Friday, April 13, 2012

Recipe of the Month




Ingredients:
2 t active dry yeast
1 1/3 C barely warm water
2 T extra virgin olive oil
2 t salt
3 1/2 C all purpose flour (or bread flour)
1/4 C melted butter
1 T dried parsley flakes
2 cloves minced garlic
1/4 C freshly grated Parmesan cheese

Directions:
In a large mixing bowl, stir together the yeast and water. Let sit 5 minutes, until yeast is foamy. Mix in the olive oil, salt and flour. If you have a stand mixer, attach the dough hook and knead the dough for 5-6 minutes, or until elastic. If you are doing this by hand, knead the dough on a lightly floured surface until dough is elastic, 7-10 minutes. Transfer dough to a lightly oiled bowl and cover with a clean kitchen towel. Allow to rise for 1 1/2 - 2 hours, or until dough is doubled in size.

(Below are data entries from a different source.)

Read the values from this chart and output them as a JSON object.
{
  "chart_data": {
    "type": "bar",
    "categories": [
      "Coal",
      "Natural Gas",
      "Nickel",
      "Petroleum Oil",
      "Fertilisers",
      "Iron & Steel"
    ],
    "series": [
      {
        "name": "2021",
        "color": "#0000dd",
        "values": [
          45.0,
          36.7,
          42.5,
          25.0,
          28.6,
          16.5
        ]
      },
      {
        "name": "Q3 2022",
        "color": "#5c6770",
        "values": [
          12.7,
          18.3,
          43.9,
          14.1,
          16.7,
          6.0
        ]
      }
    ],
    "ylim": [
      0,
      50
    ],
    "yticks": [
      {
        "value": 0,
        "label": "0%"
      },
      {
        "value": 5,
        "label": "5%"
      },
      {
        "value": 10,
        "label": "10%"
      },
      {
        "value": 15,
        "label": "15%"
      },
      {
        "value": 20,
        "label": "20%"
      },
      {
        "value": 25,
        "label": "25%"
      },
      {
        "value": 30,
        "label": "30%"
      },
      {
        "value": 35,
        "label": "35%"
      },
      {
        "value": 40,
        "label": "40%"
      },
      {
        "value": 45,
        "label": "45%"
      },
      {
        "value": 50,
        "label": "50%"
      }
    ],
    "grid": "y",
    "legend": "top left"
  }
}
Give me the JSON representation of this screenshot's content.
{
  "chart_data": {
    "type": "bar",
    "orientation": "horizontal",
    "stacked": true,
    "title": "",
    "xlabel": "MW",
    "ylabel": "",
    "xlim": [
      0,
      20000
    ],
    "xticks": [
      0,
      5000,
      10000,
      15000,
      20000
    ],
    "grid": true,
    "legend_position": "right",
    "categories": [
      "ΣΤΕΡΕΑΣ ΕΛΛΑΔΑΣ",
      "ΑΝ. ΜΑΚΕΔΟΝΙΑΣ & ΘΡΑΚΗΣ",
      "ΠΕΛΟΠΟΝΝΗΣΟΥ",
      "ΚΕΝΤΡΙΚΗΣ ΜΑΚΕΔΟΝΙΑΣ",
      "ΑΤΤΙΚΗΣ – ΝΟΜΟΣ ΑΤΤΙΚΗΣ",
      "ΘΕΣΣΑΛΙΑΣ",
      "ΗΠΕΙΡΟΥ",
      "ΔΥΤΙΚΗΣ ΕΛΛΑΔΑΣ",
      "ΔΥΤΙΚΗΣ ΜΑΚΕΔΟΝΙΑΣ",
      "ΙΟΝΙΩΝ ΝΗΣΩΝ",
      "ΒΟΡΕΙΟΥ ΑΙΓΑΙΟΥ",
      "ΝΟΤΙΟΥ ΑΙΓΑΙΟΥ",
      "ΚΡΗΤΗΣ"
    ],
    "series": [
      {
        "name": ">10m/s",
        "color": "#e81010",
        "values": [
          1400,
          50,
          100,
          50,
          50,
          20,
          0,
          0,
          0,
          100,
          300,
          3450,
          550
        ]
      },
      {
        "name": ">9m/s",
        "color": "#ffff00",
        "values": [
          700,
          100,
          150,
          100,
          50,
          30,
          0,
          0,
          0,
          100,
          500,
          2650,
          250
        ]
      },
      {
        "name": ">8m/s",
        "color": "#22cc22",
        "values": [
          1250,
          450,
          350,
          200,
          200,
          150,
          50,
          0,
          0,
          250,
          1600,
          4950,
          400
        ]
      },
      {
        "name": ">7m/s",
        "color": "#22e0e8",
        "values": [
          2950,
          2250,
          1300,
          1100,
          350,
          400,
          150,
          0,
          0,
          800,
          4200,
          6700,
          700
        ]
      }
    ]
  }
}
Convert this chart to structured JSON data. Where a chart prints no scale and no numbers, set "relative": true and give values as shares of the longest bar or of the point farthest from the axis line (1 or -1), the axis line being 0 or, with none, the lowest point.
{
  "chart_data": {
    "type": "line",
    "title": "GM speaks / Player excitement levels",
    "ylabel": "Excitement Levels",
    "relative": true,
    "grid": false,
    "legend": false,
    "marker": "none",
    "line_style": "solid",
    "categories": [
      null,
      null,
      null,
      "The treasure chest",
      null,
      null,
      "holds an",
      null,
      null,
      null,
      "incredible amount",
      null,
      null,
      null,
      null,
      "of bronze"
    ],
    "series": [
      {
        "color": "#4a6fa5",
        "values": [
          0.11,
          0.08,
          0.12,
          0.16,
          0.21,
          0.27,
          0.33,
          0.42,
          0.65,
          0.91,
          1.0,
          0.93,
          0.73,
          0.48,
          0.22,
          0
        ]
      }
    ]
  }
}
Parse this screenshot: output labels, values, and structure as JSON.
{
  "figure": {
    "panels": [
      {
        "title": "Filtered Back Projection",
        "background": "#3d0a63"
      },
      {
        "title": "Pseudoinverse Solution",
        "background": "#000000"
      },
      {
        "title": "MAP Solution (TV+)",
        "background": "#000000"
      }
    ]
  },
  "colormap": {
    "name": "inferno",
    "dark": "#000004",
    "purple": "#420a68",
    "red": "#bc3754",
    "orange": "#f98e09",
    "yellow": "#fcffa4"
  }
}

In a small bowl, combine melt butter, parsley flakes and minced garlic. Set aside.

Punch down the down. Tear off small pieces of dough (roughly the size of the bowl of a medium spoon), coat in the butter mixture, and place in the bottom of a bundt pan. Repeat this process until you have one layer of dough balls. Sprinkle on 1/3 of the Parmesan cheese. Continue layering the dough balls and cheese until you have 3 layers. Cover the pan with a clean towel and allow to sit until dough has doubled in size, 20-30 minutes.

Preheat oven to 350.

Bake for 25-30 minutes, or until bread is golden brown. Serve hot with a side of marinara or tomato sauce.